CANCER AND DYSPNEA: NUMEROUS INTERVENTIONS HAVE BEEN ASSESSED

Reduced inspiratory capacity caused by weakened inspiratory muscles results in an increased Borg rating of perceived exertion (RPE) relative to oxygen levels. Both central nervous system activation of muscle and loss of muscle tissue contribute to dyspnea and fatigue in lung cancer patients.⁷ Cancer fatigue, also measured by the Borg RPE scale, appears to be a “central” mechanism that stems from a mismatch between efferent output for afferent inputs in the setting of ventilatory muscle weakness, thereby increasing the perception of dyspnea. Several interventions have been used to relieve dyspnea, ranging from oxygen therapy to treatment with opioids.

Oxygen saturation

The association between hypoxemia and dyspnea is poor.⁸ In a randomized prospective trial, Abernethy et al⁹ found no benefit to oxygen therapy compared with medical air without added supplemental oxygen in individuals who had normal oxygen saturation but symptomatic dyspnea.

Bilevel positive airway pressure

Bilevel positive airway pressure has been shown to reduce the need for invasive ventilation; improve oxygen saturation; and reduce dynamic hyperinflation, thus relieving dyspnea.¹⁰ It has been effective in dyspneic patients with motor neuron disease, cancer, heart failure, status asthmaticus, stroke, drug overdose, and interstitial lung disease.
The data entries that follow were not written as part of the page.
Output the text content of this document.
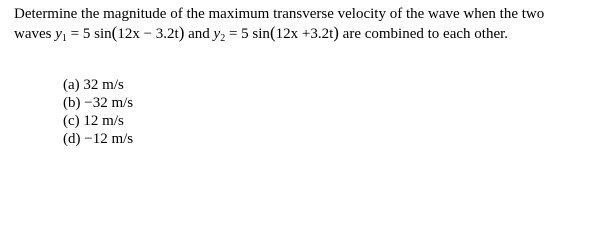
Determine the magnitude of the maximum transverse velocity of the wave when the two
waves $y_1 = 5$ sin(12x − 3.2t) and $y_2 = 5$ sin(12x +3.2t) are combined to each other.
(a) 32 m/s
(b) −32 m/s
(c) 12 m/s
(d) −12 m/s
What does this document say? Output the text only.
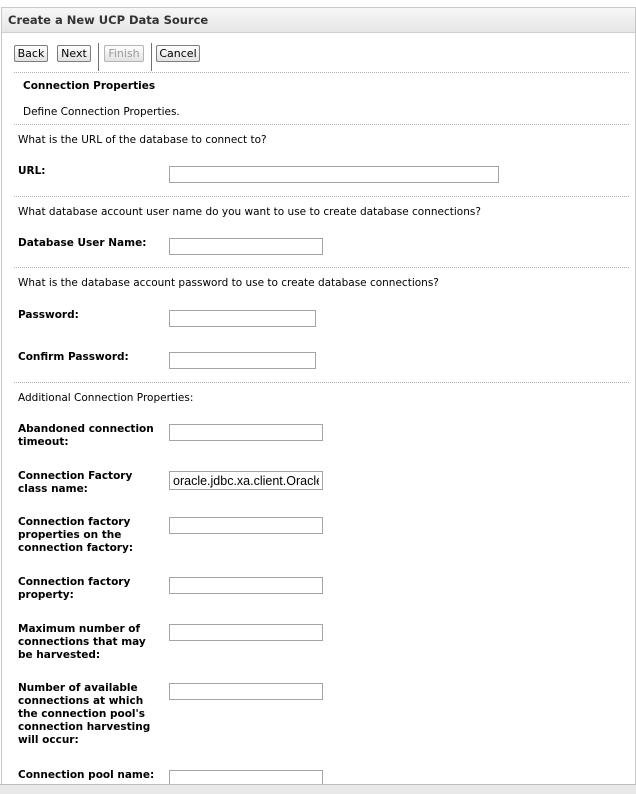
Create a New UCP Data Source
Back	Next	Finish	Cancel
Connection Properties
Define Connection Properties.
What is the URL of the database to connect to?
URL:
What database account user name do you want to use to create database connections?
Database User Name:
What is the database account password to use to create database connections?
Password:
Confirm Password:
Additional Connection Properties:
Abandoned connection timeout:
Connection Factory class name:
oracle.jdbc.xa.client.OracleXADataSource
Connection factory properties on the connection factory:
Connection factory property:
Maximum number of connections that may be harvested:
Number of available connections at which the connection pool's connection harvesting will occur:
Connection pool name:
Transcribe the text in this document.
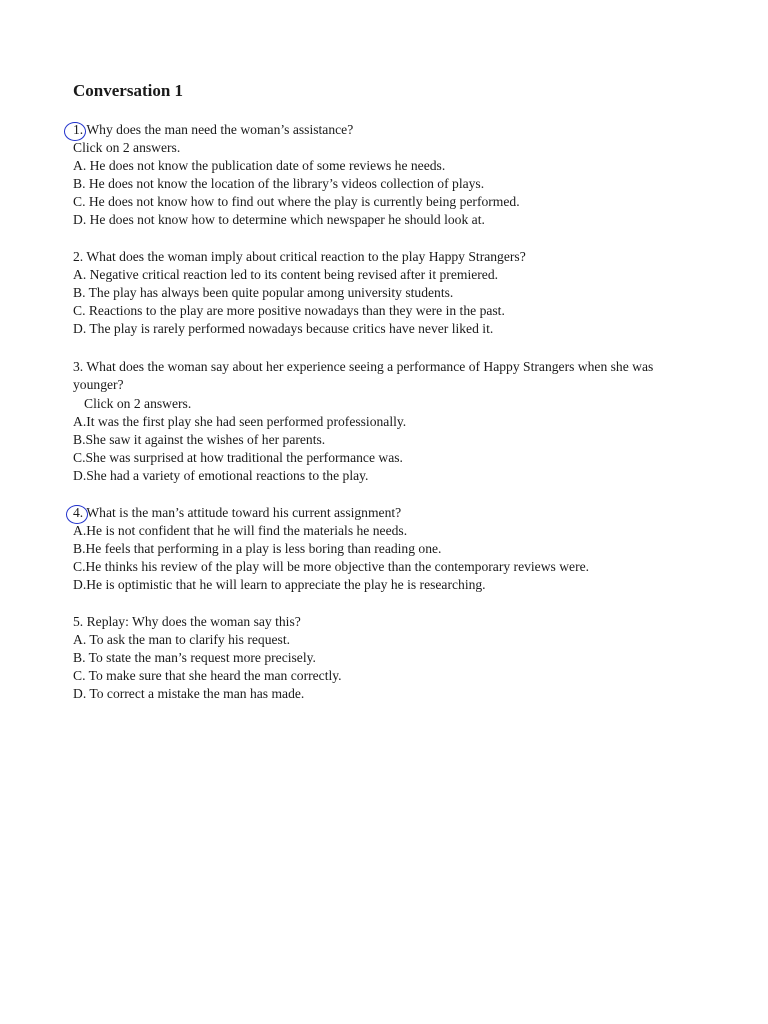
Conversation 1
1. Why does the man need the woman’s assistance?
Click on 2 answers.
A. He does not know the publication date of some reviews he needs.
B. He does not know the location of the library’s videos collection of plays.
C. He does not know how to find out where the play is currently being performed.
D. He does not know how to determine which newspaper he should look at.
2. What does the woman imply about critical reaction to the play Happy Strangers?
A. Negative critical reaction led to its content being revised after it premiered.
B. The play has always been quite popular among university students.
C. Reactions to the play are more positive nowadays than they were in the past.
D. The play is rarely performed nowadays because critics have never liked it.
3. What does the woman say about her experience seeing a performance of Happy Strangers when she was younger?
Click on 2 answers.
A.It was the first play she had seen performed professionally.
B.She saw it against the wishes of her parents.
C.She was surprised at how traditional the performance was.
D.She had a variety of emotional reactions to the play.
4. What is the man’s attitude toward his current assignment?
A.He is not confident that he will find the materials he needs.
B.He feels that performing in a play is less boring than reading one.
C.He thinks his review of the play will be more objective than the contemporary reviews were.
D.He is optimistic that he will learn to appreciate the play he is researching.
5. Replay: Why does the woman say this?
A. To ask the man to clarify his request.
B. To state the man’s request more precisely.
C. To make sure that she heard the man correctly.
D. To correct a mistake the man has made.
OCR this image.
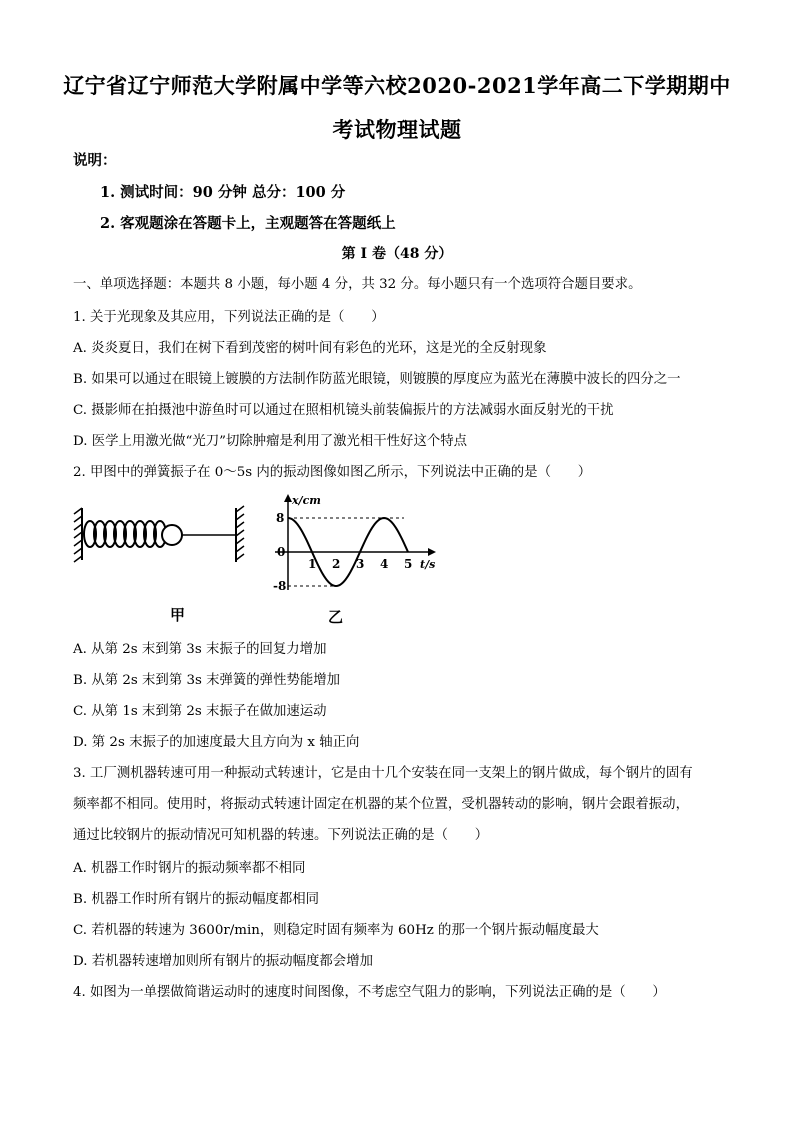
辽宁省辽宁师范大学附属中学等六校2020-2021学年高二下学期期中
考试物理试题
说明：
1. 测试时间：90 分钟 总分：100 分
2. 客观题涂在答题卡上，主观题答在答题纸上
第 I 卷（48 分）
一、单项选择题：本题共 8 小题，每小题 4 分，共 32 分。每小题只有一个选项符合题目要求。
1. 关于光现象及其应用，下列说法正确的是（　　）
A. 炎炎夏日，我们在树下看到茂密的树叶间有彩色的光环，这是光的全反射现象
B. 如果可以通过在眼镜上镀膜的方法制作防蓝光眼镜，则镀膜的厚度应为蓝光在薄膜中波长的四分之一
C. 摄影师在拍摄池中游鱼时可以通过在照相机镜头前装偏振片的方法减弱水面反射光的干扰
D. 医学上用激光做“光刀”切除肿瘤是利用了激光相干性好这个特点
2. 甲图中的弹簧振子在 0～5s 内的振动图像如图乙所示，下列说法中正确的是（　　）
x/cm
t/s
8
-8
0
1 2 3 4 5
甲	乙
A. 从第 2s 末到第 3s 末振子的回复力增加
B. 从第 2s 末到第 3s 末弹簧的弹性势能增加
C. 从第 1s 末到第 2s 末振子在做加速运动
D. 第 2s 末振子的加速度最大且方向为 x 轴正向
3. 工厂测机器转速可用一种振动式转速计，它是由十几个安装在同一支架上的钢片做成，每个钢片的固有
频率都不相同。使用时，将振动式转速计固定在机器的某个位置，受机器转动的影响，钢片会跟着振动，
通过比较钢片的振动情况可知机器的转速。下列说法正确的是（　　）
A. 机器工作时钢片的振动频率都不相同
B. 机器工作时所有钢片的振动幅度都相同
C. 若机器的转速为 3600r/min，则稳定时固有频率为 60Hz 的那一个钢片振动幅度最大
D. 若机器转速增加则所有钢片的振动幅度都会增加
4. 如图为一单摆做简谐运动时的速度时间图像，不考虑空气阻力的影响，下列说法正确的是（　　）
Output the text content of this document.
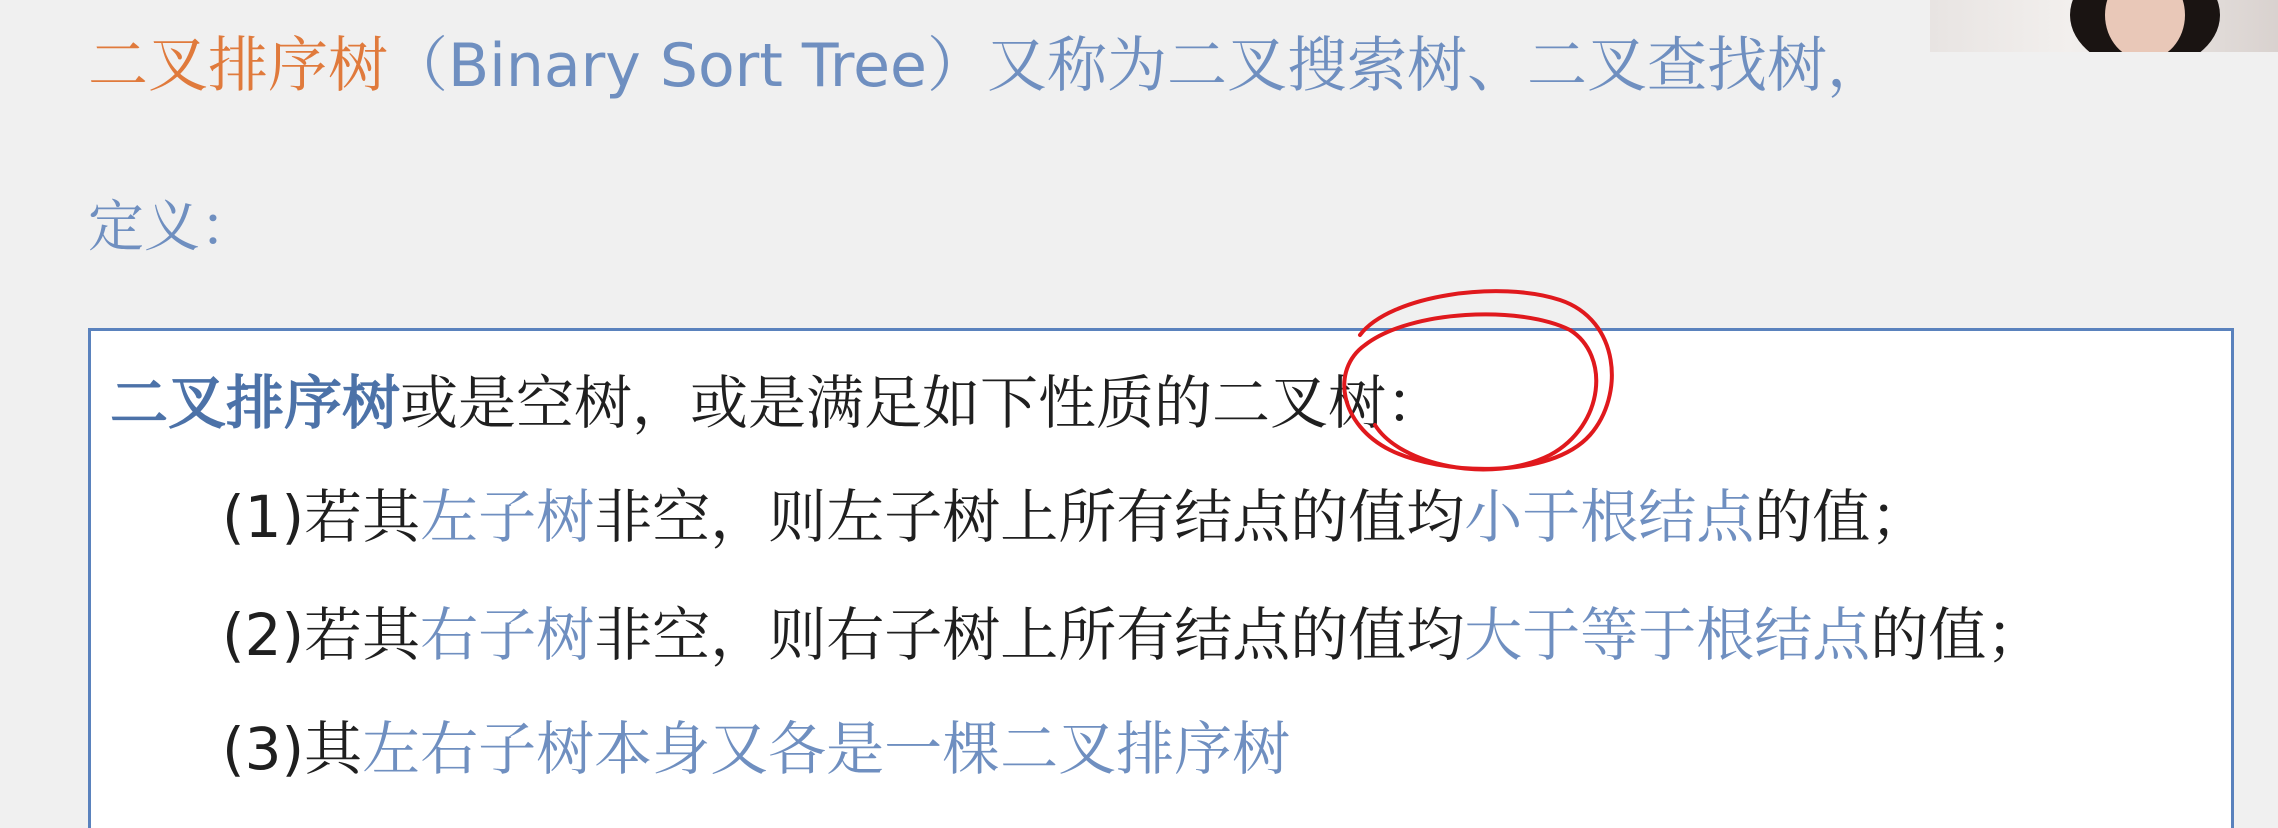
二叉排序树（Binary Sort Tree）又称为二叉搜索树、二叉查找树，
定义：
二叉排序树或是空树，或是满足如下性质的二叉树：
(1)若其左子树非空，则左子树上所有结点的值均小于根结点的值；
(2)若其右子树非空，则右子树上所有结点的值均大于等于根结点的值；
(3)其左右子树本身又各是一棵二叉排序树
Indwelling pleural catheters

Tunneled pleural catheters reduce the severity of dyspnea in 95% of patients.¹¹ These catheters are inserted on an outpatient basis, allowing for outpatient drainage. Autopleurodesis occurs in about 45% of patients, in which case the catheter can be removed. Adverse reactions are few (incidence < 10%), but consist of empyema, pneumothorax, cellulitis, or catheter obstruction. The disadvantage is the expense of catheter maintenance.

Nebulized furosemide

Case reports suggest that inhalation of nebulized furosemide, 20 mg four times daily, dramatically improves dyspnea in patients with advanced cancer and severe shortness of breath that is unresponsive to opioids.¹² Nebulized furosemide appears to have a direct effect on either pulmonary stretch receptors or irritant receptors in the airways; it also has a diuretic effect. Response occurs quickly with an onset of effect in 20 to 30 minutes.

B-type natriuretic peptide

The level of N-terminal precursor of B-type natriuretic peptide (NT-pro-BNP) can predict response to sunitinib in renal cancer,¹³ and the BNP level predicts 30-day mortality in pulmonary embolism.¹⁴ Measurement of BNP to detect dyspnea in patients with lung cancer is not useful, however, because the BNP level increases with cardiac and pericardial metastases. The BNP level is also persistently elevated after chest radiation therapy, and it increases with anthracycline cardiotoxicity. It is not a useful marker for distinguishing pulmonary from nonpulmonary or cardiac from noncardiac causes of dyspnea.

Lung ultrasound

Portable diagnostic lung ultrasound can be used to detect pneumonia, pleural effusions, pulmonary emboli, pneumothorax, atelectasis, and lung abscesses as potential causes of dyspnea.^15–18 In addition to the advantage of portability, there is no radiation exposure and the technology permits echocardiography to be conducted.

Opioids

Evidence supports opioids for pharmacologic relief of dyspnea in the palliative care of patients with chronic obstructive pulmonary disease and cancer. Studies have been conducted with morphine sulfate, hydromorphone, dihydrocodeine, intranasal and transmucosal fentanyl, oxycodone, and diamorphine.^19–21

The response to opioids is unrelated to the severity of dyspnea.²² Responses and safe administration occur even in patients with reduced oxygen saturation or elevated carbon dioxide partial pressure.²⁰ Opioids can be used safely in the opioid-naïve population.²⁰ Recommended dosages in these patients are 2.5 to 5.0 mg of morphine sulfate every 4 hours, 5 mg of oxycodone every 4 hours as needed, and 1 mg of hydromorphone every 4 hours in the opioid-naïve. In opioid-tolerant patients, it is recommended that therapy start with these doses and then be increased in 25% increments every 24 hours, as needed.